Want to be a racing driver? Oli Cable can help. As team principal at Pursuit Racing, he runs a wide range of historic racing cars for private clients, dedicating his time to make both cars and drivers as fast as possible.
Picture historic motorsport, and you probably picture tweed caps, mechanics in oil-stained white overalls, and drivers sawing at big wooden steering wheels as they pedal through bends on skinny cross-ply tyres.
In recent years, though, the definition has expanded. Almost as soon as a race car comes to the end of its racing programme (or the regulations it was built to become obsolete), it becomes, in theory, a historic racer. This is why some of the leading historic racing organisers around the world now run championships for GT and prototype cars from as recently as 2018.
This fresh approach to historic racing requires fresh people to help oversee it. This is where outfits like Pursuit Racing excel. Established in 2020, the company operates from a gleaming, state-of-the-art facility in Bicester, Oxfordshire. There’s a clubhouse, a huge mural above the shop floor, and an enormous lift that allows cars to be transported between floors – a world away from the grimy, oil-soaked workshops of old.
It’s all overseen by team principal Oli Cable, who founded the team off the back of an impressive CV in the world of motorsport. From an apprenticeship with historic outfit John Danby Racing, to two spells at racing and restoration specialists Lanzante, to leading Grasser Racing Team’s Lamborghini Huracan GT3 to overall victory in the 2017 Blancpain GT Series, he started Pursuit with a wealth of experience in running cars from numerous classes and eras.
“We’re bringing a modern approach to historic racing,” says Oli. “My background’s more in the modern machinery but I’ve been picking up both aspects throughout my career. We’re running it in the way a modern team would be run, so we focus a lot on driver development as well as the cars.”
This is why their facility also includes, in its own dedicated room, an incredibly high-end racing simulator with hundreds of tracks and cars plumbed in for drivers to practice on. “It’s those small gains that make a big difference,” says Oli. “You can spend loads of money building and developing a car, but you tend to find way more time in the clients than in the cars.”
Those clients entrust Pursuit with the care of a huge variety of machinery from across the decades, from Goodwood Revival staples like AC Cobras and Ford GT40s to full wings-and-slicks GT cars and Le Mans Prototypes, such as the Epsilon LMP1 car. “[The variety] is a great thing. Our guys have done a bit everything, so we have the ability to work on such a wide range of cars.”
As team principal, Oli’s involved with the entire operation. “It’s literally a bit of every role in the business. I’m not really on the cars that much anymore, but I try to do my bit here and there. I also go away with the cars to the events, look after clients, oversee the running of the weekend.”

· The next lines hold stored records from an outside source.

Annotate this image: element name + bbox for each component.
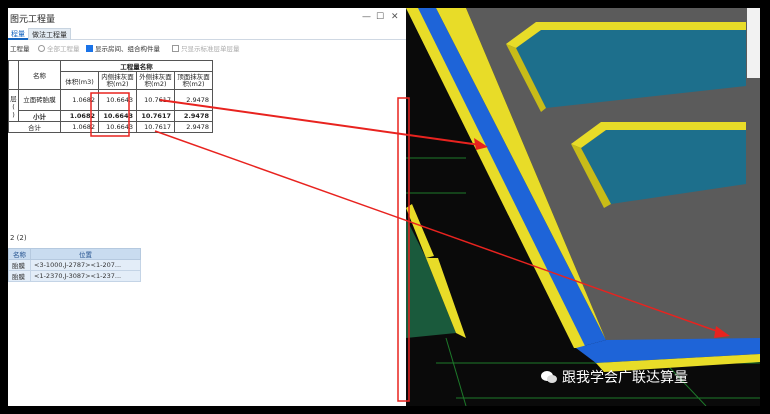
cell-top: 2.9478	[174, 121, 213, 133]
cell-inner: 10.6643	[98, 110, 137, 122]
cell-name: 合计	[8, 121, 61, 133]
item-position: <1-2370,J-3087><1-237...	[30, 270, 141, 282]
close-button[interactable]: ✕	[391, 12, 399, 22]
header-blank	[8, 60, 19, 90]
dialog-title: 图元工程量	[10, 15, 56, 25]
options-row: 工程量 全部工程量 显示房间、组合构件量 只显示标准层单层量	[8, 43, 406, 56]
header-volume: 体积(m3)	[60, 71, 99, 90]
tab-bar: 程量 做法工程量	[8, 28, 406, 40]
cell-outer: 10.7617	[136, 121, 175, 133]
radio-icon	[38, 45, 45, 52]
watermark: 跟我学会广联达算量	[540, 367, 688, 387]
watermark-text: 跟我学会广联达算量	[562, 370, 688, 386]
option-all-quantity[interactable]: 全部工程量	[38, 43, 80, 56]
header-name: 名称	[18, 60, 61, 90]
cell-inner: 10.6643	[98, 89, 137, 111]
col-header-name: 名称	[8, 248, 31, 260]
item-position: <3-1000,J-2787><1-207...	[30, 259, 141, 271]
3d-viewport[interactable]	[406, 8, 760, 406]
list-item[interactable]: 胎膜 <1-2370,J-3087><1-237...	[8, 270, 141, 282]
cell-volume: 1.0682	[60, 110, 99, 122]
quantity-table: 名称 工程量名称 体积(m3) 内侧抹灰面积(m2) 外侧抹灰面积(m2) 顶面…	[8, 60, 213, 133]
cell-name: 小计	[18, 110, 61, 122]
dialog-titlebar: 图元工程量 — ☐ ✕	[8, 8, 406, 28]
3d-model-render	[406, 8, 760, 406]
row-floor-label: 层( )	[8, 89, 19, 122]
quantity-dialog: 图元工程量 — ☐ ✕ 程量 做法工程量 工程量 全部工程量 显示房间、组合构件…	[8, 8, 406, 406]
cell-top: 2.9478	[174, 89, 213, 111]
table-row[interactable]: 层( ) 立面砖胎膜 1.0682 10.6643 10.7617 2.9478	[8, 89, 213, 122]
cell-inner: 10.6643	[98, 121, 137, 133]
cell-name: 立面砖胎膜	[18, 89, 61, 111]
selection-count: 2 (2)	[10, 234, 27, 242]
header-top: 顶面抹灰面积(m2)	[174, 71, 213, 90]
checkbox-checked-icon	[86, 45, 93, 52]
maximize-button[interactable]: ☐	[376, 12, 384, 22]
header-outer: 外侧抹灰面积(m2)	[136, 71, 175, 90]
col-header-position: 位置	[30, 248, 141, 260]
header-inner: 内侧抹灰面积(m2)	[98, 71, 137, 90]
element-list-table: 名称 位置 胎膜 <3-1000,J-2787><1-207... 胎膜 <1-…	[8, 248, 141, 282]
table-row-total[interactable]: 合计 1.0682 10.6643 10.7617 2.9478	[8, 121, 213, 133]
cell-top: 2.9478	[174, 110, 213, 122]
view-toolbar[interactable]	[747, 8, 760, 78]
header-group: 工程量名称	[60, 60, 213, 72]
table-row-subtotal[interactable]: 小计 1.0682 10.6643 10.7617 2.9478	[9, 110, 213, 122]
option-standard-floor[interactable]: 只显示标准层单层量	[172, 43, 240, 56]
wechat-icon	[541, 371, 557, 383]
checkbox-icon	[172, 45, 179, 52]
screenshot-frame: 图元工程量 — ☐ ✕ 程量 做法工程量 工程量 全部工程量 显示房间、组合构件…	[0, 0, 770, 414]
option-quantity[interactable]: 工程量	[10, 43, 30, 56]
list-item[interactable]: 胎膜 <3-1000,J-2787><1-207...	[8, 259, 141, 271]
cell-outer: 10.7617	[136, 110, 175, 122]
item-name: 胎膜	[8, 259, 31, 271]
cell-volume: 1.0682	[60, 121, 99, 133]
tab-quantity[interactable]: 程量	[8, 28, 28, 40]
cell-volume: 1.0682	[60, 89, 99, 111]
tab-method-quantity[interactable]: 做法工程量	[28, 28, 71, 40]
item-name: 胎膜	[8, 270, 31, 282]
option-show-room[interactable]: 显示房间、组合构件量	[86, 43, 160, 56]
minimize-button[interactable]: —	[362, 12, 371, 22]
cell-outer: 10.7617	[136, 89, 175, 111]
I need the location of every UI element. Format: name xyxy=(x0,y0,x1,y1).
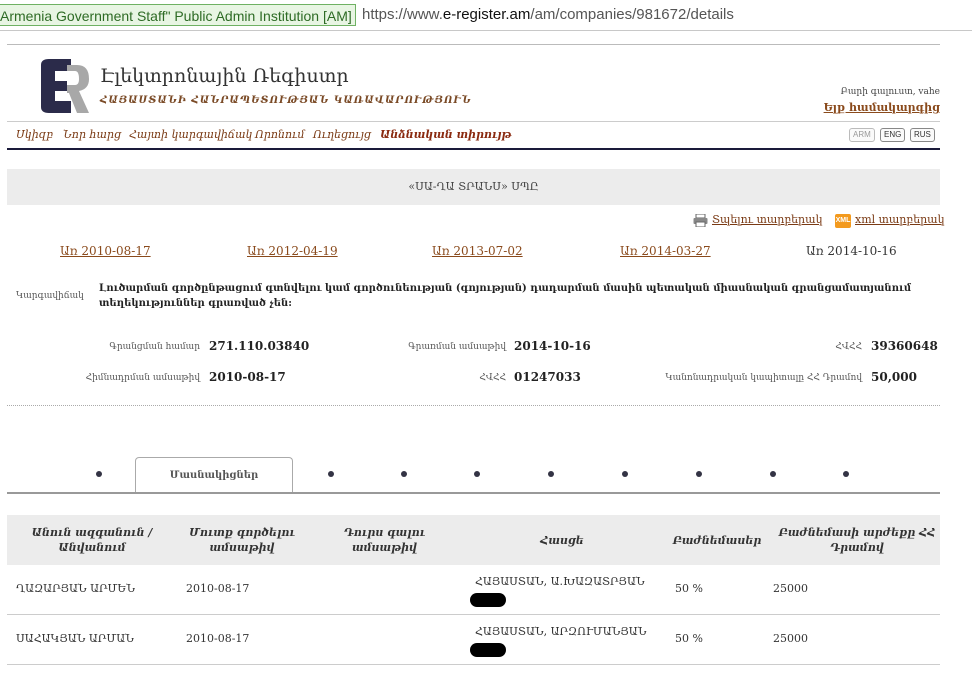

Though there’s a lot of hard graft involved, a role like this will always have its glamorous aspects, such as the opportunities to get out to some of the marquee events on the historic calendar. Oli has a few firm favourites. “Le Mans Classic is always a good one. It’s a challenging meeting for the team, the drivers, the cars – everything’s put to the test. I think that’s where you really show what you’re capable of. The Spa Six Hours is the longest race on the calendar – it’s always an achievement to get to the end, which we’ve done the last two years in a GT40. Then there’s the Goodwood Revival – so different to any other race, a good atmosphere and very competitive.”
At its heart, though, Oli still enjoys his chances to get involved with the physical part of the operations the most. “Some of the problems we come up against aren’t the easiest to solve, certainly with some of the modern cars. The problem solving and the engineering behind the cars is really enjoyable. The modern stuff is really cool to run. It’s quite a new thing – I don’t think there are many people out there running it compared to the older stuff.”
Though still a young team, Pursuit is growing exponentially. “There’s lots going on [for 2023] – we’ve got some Aston Martin Vantages that we’re building, and we’re coming to the end of finishing another prototype after the Epsilon LMP1 that we finished last year.”
Pursuit has quickly become a standard bearer in a new breed of historic racing outfits that avoid the overly literal definition of that term. By using his industry experience across so many different eras of car, Oli has built something that, in many ways, operates just as a team running brand new machinery would. The facilities, the operations, the attitude – all of it is emblematic of a bright future for classic motorsport. It’s just the cars that are rooted in the past.